Mais, apercevant, dans la travée de gauche, son fondé de pouvoir Berthier qui lui faisait un signe, Mazaud alla échanger avec lui quelques mots à demi-voix, les fondés de pouvoir n’ayant que le droit d’être dans les travées, à distance respectueuse de la rampe de velours rouge, qu’aucune main profane ne saurait toucher.
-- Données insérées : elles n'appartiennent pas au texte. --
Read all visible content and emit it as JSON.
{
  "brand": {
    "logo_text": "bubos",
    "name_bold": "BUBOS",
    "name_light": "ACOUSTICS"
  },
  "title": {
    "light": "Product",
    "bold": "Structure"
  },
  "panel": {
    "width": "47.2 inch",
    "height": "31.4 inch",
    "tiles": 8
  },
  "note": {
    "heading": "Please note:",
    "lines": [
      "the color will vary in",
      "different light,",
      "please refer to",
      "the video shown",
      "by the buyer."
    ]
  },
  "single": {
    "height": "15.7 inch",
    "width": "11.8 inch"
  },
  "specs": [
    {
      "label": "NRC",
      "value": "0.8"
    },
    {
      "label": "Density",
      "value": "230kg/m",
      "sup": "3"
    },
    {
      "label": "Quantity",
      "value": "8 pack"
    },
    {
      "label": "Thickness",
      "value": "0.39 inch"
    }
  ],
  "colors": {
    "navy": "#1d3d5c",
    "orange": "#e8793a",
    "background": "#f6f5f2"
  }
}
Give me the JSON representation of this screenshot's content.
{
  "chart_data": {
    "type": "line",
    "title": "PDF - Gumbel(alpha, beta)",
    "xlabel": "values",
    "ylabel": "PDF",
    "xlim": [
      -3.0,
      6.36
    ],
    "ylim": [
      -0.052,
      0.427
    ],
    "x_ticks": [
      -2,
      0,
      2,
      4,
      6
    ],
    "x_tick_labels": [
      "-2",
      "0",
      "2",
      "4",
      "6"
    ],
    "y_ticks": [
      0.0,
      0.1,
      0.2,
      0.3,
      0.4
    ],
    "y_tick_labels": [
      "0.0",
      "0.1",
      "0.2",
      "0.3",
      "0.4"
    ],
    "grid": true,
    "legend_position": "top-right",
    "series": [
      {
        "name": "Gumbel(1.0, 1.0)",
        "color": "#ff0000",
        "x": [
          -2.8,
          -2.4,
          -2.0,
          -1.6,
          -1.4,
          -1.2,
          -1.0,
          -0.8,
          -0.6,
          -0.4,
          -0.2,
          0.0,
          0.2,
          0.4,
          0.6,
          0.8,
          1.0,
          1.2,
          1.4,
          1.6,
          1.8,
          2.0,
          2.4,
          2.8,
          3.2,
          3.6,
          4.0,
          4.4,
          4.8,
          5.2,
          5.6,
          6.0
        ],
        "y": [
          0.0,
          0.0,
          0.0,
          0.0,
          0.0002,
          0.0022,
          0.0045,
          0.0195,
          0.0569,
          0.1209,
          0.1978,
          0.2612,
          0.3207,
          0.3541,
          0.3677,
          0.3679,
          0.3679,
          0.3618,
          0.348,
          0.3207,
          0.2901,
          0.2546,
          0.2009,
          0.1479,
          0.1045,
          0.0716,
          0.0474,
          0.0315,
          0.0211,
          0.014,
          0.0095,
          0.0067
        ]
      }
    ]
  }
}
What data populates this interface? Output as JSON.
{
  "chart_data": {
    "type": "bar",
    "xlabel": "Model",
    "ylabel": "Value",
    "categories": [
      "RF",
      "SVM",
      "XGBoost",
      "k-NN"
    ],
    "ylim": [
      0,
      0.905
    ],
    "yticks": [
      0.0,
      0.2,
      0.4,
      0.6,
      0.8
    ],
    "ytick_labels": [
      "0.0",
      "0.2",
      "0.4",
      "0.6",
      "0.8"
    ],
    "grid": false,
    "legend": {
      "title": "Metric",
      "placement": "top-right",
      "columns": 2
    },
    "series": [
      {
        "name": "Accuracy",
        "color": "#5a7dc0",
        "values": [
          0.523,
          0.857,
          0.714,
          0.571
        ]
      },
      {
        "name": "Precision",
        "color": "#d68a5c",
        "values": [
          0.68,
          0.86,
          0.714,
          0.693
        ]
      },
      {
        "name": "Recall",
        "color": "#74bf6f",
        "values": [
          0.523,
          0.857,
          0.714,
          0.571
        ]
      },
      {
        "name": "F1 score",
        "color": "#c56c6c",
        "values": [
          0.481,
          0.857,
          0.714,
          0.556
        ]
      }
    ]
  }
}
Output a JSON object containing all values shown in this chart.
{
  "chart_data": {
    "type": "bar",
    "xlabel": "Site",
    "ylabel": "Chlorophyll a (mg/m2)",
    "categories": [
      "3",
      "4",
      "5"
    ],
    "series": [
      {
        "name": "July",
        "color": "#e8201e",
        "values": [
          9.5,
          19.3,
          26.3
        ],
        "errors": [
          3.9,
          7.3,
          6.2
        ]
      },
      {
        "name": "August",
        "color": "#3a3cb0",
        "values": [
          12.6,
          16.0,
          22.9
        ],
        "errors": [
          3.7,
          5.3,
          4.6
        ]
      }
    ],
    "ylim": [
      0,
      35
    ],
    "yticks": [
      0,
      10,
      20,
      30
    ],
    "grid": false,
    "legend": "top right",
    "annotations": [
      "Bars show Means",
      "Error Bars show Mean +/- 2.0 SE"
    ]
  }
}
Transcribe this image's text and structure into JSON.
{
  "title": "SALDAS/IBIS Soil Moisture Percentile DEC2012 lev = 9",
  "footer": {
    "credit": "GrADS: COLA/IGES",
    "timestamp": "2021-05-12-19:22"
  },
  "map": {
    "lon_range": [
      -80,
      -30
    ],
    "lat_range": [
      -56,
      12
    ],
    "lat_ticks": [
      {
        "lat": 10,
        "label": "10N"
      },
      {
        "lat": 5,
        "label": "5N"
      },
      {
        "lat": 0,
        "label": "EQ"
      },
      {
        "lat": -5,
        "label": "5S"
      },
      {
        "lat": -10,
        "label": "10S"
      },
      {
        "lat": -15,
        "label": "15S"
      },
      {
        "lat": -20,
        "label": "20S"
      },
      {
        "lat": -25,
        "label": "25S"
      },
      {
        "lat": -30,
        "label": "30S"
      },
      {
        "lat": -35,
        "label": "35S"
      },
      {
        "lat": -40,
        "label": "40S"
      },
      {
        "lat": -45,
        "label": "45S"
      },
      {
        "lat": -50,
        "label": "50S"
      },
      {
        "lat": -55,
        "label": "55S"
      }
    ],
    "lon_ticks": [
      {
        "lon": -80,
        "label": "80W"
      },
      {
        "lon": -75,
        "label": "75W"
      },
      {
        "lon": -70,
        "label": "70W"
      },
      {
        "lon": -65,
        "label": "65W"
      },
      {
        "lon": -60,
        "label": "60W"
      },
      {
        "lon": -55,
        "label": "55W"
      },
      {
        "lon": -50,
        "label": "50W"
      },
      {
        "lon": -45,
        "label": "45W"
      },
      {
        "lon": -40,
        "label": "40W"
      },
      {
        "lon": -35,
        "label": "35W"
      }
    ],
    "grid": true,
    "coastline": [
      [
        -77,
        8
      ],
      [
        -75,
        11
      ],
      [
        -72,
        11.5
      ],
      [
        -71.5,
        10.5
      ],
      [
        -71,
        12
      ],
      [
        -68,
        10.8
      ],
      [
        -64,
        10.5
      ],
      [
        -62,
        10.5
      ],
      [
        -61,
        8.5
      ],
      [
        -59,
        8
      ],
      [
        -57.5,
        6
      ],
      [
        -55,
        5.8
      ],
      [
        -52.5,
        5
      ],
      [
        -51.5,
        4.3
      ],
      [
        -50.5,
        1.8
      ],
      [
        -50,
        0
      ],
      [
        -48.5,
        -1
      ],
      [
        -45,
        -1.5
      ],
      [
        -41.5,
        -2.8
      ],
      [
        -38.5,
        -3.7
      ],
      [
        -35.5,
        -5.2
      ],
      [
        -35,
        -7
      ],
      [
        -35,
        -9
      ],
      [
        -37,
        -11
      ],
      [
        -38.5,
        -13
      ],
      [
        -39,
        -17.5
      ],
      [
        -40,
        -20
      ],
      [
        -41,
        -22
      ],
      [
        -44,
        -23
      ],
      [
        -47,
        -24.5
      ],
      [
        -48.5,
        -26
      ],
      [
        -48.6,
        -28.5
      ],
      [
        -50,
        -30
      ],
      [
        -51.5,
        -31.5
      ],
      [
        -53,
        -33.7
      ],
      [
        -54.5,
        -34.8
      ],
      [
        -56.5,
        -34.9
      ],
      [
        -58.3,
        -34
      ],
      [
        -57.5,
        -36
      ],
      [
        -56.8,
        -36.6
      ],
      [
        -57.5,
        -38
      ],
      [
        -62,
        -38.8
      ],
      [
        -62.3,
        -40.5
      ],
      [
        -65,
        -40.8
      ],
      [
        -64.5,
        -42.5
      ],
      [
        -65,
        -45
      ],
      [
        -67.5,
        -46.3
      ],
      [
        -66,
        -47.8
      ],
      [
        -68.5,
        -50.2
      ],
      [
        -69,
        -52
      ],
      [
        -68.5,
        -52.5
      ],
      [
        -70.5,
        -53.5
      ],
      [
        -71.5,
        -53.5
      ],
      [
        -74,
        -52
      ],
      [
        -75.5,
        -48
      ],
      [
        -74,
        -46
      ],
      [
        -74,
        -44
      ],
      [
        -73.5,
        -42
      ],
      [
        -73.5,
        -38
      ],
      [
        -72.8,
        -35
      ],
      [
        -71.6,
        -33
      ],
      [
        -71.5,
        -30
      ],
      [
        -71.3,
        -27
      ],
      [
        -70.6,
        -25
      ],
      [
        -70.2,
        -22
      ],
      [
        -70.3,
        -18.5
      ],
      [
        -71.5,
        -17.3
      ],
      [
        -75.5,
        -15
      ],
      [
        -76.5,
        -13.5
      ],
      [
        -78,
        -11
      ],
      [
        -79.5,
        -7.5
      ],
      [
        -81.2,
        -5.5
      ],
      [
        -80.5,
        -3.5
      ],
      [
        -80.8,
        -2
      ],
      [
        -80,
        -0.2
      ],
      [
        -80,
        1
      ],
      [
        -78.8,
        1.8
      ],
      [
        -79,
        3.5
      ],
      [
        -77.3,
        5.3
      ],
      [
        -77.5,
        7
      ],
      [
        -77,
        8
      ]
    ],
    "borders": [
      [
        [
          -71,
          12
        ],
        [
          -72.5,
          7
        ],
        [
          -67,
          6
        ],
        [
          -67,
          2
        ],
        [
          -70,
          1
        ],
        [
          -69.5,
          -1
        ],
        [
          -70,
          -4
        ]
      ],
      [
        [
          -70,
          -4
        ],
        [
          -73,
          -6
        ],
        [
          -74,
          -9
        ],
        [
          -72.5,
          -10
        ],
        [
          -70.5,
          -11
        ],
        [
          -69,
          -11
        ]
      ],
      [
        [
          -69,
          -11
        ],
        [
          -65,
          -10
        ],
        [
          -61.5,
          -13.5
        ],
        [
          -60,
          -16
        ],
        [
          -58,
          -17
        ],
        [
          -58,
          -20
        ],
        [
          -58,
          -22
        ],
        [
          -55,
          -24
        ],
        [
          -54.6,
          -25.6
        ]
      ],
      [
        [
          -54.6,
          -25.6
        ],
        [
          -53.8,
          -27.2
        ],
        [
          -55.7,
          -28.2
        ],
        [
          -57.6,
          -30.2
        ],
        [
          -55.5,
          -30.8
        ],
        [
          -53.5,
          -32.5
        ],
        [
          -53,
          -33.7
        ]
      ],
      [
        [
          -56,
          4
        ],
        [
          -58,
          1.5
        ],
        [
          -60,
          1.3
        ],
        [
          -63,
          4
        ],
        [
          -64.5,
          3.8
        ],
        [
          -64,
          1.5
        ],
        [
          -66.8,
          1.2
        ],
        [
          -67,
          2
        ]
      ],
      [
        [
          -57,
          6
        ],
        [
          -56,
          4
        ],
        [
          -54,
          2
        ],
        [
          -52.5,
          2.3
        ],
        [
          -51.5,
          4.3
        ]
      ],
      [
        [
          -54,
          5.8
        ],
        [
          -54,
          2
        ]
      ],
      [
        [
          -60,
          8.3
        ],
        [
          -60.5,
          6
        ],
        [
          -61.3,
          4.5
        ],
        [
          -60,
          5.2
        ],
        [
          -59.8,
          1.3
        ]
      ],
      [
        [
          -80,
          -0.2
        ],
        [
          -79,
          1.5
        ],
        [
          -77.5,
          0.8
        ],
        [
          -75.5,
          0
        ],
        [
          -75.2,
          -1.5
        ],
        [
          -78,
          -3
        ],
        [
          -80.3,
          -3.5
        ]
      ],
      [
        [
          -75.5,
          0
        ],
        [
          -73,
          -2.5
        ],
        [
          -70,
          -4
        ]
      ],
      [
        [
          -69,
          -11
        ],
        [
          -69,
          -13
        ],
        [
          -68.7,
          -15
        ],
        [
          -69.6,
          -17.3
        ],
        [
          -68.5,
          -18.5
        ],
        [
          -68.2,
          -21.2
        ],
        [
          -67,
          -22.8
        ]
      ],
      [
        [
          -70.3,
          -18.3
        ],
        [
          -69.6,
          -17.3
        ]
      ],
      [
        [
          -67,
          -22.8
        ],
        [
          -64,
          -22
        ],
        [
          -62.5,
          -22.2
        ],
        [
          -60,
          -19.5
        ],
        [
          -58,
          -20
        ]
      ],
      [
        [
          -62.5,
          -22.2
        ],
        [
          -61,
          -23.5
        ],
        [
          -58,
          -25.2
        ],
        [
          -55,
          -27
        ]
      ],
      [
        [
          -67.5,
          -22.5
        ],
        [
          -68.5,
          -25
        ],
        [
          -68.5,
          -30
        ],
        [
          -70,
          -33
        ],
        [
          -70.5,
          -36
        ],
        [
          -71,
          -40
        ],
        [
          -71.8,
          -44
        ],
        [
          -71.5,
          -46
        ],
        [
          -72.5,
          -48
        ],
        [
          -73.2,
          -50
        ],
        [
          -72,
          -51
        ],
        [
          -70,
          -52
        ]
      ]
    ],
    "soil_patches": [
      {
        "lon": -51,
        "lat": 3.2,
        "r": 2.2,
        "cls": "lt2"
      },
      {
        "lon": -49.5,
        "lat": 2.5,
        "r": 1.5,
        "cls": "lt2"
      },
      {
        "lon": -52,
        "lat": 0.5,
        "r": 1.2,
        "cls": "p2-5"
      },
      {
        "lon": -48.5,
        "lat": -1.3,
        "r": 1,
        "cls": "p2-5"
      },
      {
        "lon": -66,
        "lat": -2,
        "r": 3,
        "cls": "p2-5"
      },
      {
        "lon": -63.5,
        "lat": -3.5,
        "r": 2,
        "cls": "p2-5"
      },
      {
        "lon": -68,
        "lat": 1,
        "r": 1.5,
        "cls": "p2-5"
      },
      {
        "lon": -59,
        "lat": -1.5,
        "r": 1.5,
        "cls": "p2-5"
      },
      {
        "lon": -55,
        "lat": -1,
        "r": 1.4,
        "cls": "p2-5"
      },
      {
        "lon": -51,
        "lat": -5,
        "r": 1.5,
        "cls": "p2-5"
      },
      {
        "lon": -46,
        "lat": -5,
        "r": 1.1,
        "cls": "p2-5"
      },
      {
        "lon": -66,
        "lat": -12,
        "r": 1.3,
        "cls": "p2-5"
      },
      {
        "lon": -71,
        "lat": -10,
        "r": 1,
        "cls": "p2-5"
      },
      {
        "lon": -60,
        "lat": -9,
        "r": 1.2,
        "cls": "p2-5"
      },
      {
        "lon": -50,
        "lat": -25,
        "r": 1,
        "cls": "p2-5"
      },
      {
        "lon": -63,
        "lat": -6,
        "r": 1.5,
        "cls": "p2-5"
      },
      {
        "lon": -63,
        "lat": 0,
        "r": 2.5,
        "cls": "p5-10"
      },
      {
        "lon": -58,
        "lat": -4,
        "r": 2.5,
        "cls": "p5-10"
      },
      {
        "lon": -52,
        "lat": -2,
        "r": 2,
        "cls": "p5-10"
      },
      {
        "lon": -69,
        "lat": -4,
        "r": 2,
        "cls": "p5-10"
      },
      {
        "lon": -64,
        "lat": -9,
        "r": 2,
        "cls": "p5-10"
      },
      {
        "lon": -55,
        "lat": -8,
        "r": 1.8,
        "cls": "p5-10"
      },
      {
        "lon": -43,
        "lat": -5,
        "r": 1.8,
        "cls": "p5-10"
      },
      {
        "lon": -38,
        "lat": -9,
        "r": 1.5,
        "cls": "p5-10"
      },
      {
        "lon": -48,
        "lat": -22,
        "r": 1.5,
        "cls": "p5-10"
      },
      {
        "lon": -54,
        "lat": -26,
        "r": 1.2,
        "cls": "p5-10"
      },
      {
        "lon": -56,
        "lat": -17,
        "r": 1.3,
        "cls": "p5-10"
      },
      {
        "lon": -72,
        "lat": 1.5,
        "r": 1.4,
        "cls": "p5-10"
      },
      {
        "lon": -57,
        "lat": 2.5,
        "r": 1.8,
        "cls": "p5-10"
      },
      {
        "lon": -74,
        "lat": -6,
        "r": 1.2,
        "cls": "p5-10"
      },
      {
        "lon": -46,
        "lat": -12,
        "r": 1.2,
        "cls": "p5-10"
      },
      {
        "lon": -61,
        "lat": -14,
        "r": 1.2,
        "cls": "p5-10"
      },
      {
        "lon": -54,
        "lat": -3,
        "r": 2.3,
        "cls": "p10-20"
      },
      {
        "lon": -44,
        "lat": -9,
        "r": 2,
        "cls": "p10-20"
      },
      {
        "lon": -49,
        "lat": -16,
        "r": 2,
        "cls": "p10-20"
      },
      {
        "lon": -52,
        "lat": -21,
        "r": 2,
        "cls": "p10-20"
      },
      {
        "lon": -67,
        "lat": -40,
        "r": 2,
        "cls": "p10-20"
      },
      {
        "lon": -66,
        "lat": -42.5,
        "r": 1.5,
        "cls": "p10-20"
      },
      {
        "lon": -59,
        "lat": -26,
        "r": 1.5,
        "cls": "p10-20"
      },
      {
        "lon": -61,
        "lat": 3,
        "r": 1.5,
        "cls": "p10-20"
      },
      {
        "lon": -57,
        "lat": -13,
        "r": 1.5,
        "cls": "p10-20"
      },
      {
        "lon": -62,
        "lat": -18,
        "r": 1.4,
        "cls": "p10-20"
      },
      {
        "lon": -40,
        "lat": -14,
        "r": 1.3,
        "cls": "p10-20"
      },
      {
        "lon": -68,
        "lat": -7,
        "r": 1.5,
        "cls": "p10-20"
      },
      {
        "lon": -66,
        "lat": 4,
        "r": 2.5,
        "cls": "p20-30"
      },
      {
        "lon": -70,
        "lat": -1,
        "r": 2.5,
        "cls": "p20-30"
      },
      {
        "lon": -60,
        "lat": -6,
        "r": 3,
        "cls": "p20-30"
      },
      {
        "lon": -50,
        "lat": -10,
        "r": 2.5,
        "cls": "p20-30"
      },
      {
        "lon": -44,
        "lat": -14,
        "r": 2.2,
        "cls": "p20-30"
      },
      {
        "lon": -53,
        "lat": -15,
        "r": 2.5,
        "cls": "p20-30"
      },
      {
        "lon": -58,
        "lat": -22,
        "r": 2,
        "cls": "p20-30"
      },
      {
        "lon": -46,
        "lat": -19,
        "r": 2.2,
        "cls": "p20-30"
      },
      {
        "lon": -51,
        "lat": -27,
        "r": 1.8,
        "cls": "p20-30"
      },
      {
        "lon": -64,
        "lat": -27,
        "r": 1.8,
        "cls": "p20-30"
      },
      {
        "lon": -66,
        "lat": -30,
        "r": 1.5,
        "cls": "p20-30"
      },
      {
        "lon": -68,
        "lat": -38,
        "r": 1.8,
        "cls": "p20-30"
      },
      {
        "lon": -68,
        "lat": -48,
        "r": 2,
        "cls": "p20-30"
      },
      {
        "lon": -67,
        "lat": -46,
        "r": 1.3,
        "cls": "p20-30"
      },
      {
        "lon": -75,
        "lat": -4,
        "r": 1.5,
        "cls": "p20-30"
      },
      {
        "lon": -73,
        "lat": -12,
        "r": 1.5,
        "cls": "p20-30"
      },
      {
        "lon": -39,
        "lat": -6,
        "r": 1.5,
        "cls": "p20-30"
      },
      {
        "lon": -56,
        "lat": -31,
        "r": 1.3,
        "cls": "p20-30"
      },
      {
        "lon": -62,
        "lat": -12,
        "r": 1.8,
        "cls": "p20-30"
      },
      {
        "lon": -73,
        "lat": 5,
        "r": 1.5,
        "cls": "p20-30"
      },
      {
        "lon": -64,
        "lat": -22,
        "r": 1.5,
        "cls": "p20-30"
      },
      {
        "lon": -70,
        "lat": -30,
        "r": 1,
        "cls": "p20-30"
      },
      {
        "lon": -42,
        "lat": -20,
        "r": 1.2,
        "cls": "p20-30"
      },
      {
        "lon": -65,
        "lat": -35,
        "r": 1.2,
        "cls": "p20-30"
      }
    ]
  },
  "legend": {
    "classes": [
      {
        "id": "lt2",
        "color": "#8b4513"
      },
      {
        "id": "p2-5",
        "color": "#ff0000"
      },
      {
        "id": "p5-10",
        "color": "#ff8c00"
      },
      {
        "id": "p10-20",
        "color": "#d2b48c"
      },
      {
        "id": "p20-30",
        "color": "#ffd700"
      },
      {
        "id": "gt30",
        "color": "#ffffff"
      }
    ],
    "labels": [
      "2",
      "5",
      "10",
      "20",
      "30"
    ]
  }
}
Chaque jour, Mazaud venait ainsi à la Bourse avec Berthier et ses deux commis, celui du comptant et celui de la rente, auxquels se joignait le plus souvent le liquidateur de la charge ; sans compter l’employé aux dépêches qui était toujours le petit Flory, la face de plus en plus enfouie dans son épaisse barbe, d’où ne sortait que l’éclat de ses yeux tendres. Depuis son gain de dix mille francs, au lendemain de Sadowa, Flory, affolé par les exigences de Chuchu devenue capricieuse et dévorante, jouait éperdument à son compte, sans calcul aucun d’ailleurs, tout au jeu de Saccard qu’il suivait avec une foi aveugle. Les ordres qu’il connaissait, les télégrammes qui lui passaient par les mains, suffisaient à le guider. Et, justement, comme il descendait en courant du télégraphe, installé au premier étage, les deux mains pleines de dépêches, il dut faire appeler par un garde Mazaud, qui lâcha Berthier, pour venir contre la guitare.

— Monsieur, faut-il aujourd’hui les dépouiller et les classer ?

— Sans doute, si elles arrivent ainsi en masse… Qu’est-ce que c’est que tout ça ?

— Oh ! de l’Universelle, des ordres d’achat, presque toutes.